Do any of your senses irritate you?

Sensory sensitisation .

The sensory nervous system can become sensitised.

This means our senses, like hearing and seeing, become more intense. This can cause symptoms like tinnitus, light sensitivity or hypersensitive pain responses (allodynia).

This happens because our brain has learnt a particular sensation might be important and has strengthened the neural pathways that code this sensation.

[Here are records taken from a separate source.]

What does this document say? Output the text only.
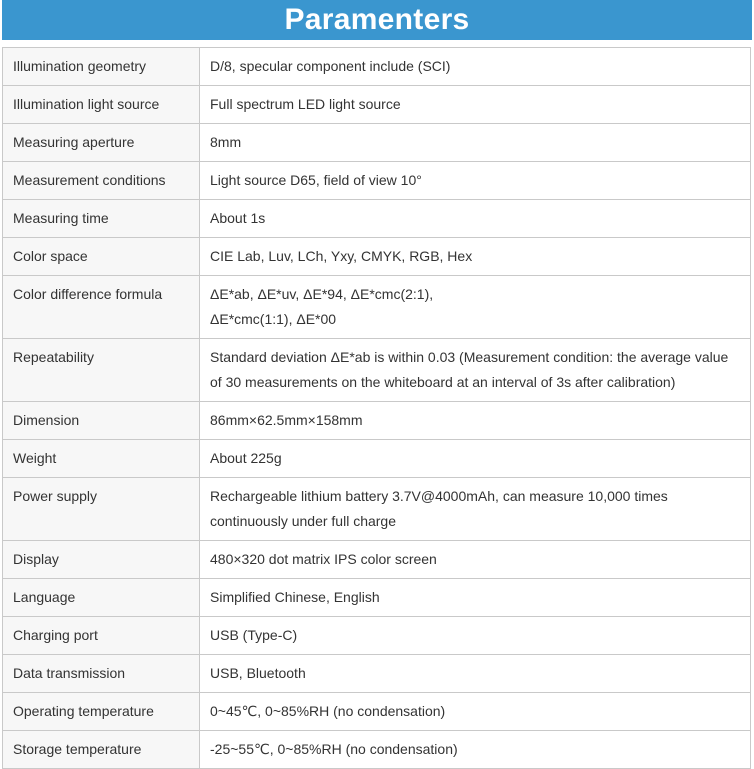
Paramenters
Illumination geometry	D/8, specular component include (SCI)
Illumination light source	Full spectrum LED light source
Measuring aperture	8mm
Measurement conditions	Light source D65, field of view 10°
Measuring time	About 1s
Color space	CIE Lab, Luv, LCh, Yxy, CMYK, RGB, Hex
Color difference formula	ΔE*ab, ΔE*uv, ΔE*94, ΔE*cmc(2:1),
ΔE*cmc(1:1), ΔE*00

Repeatability	Standard deviation ΔE*ab is within 0.03 (Measurement condition: the average value
of 30 measurements on the whiteboard at an interval of 3s after calibration)

Dimension	86mm×62.5mm×158mm
Weight	About 225g
Power supply	Rechargeable lithium battery 3.7V@4000mAh, can measure 10,000 times
continuously under full charge

Display	480×320 dot matrix IPS color screen
Language	Simplified Chinese, English
Charging port	USB (Type-C)
Data transmission	USB, Bluetooth
Operating temperature	0~45℃, 0~85%RH (no condensation)
Storage temperature	-25~55℃, 0~85%RH (no condensation)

Frustration with these especially annoying symptoms feeds into the process as a vicious cycle.

When we’re stressed or annoyed our brain makes worrying sensations feel even more intense and the learning processes embed more easily.

What to do about sensory sensitization

1. Don’t avoid things that trigger your sensitivity.

For example, if you’re sensitive to light, don’t stay in the dark all the time. This prevents the brain learning a different response.

2. Learn how to shift from the SNS to the PNS.

Entering physiological rest can help interrupt the cycle of stress and sensitisation. Accepting your symptoms can also reduce frustration.

3. Learn to shift your attention away from symptoms.

This is necessary to undo the learning process.

4. Gradually expose yourself to the trigger in a controlled way to build tolerance.

For example, if moving your head quickly gives you vertigo, start by moving it very slowly, while you keep the body relaxed through breathing evenly and calmly. Once you are confident, gradually build up the speed and range of movement, giving the body and brain time to adapt and learn the new response.

5. Find other ways to help your brain strengthen new pathways.

This is how sound therapy for tinnitus works.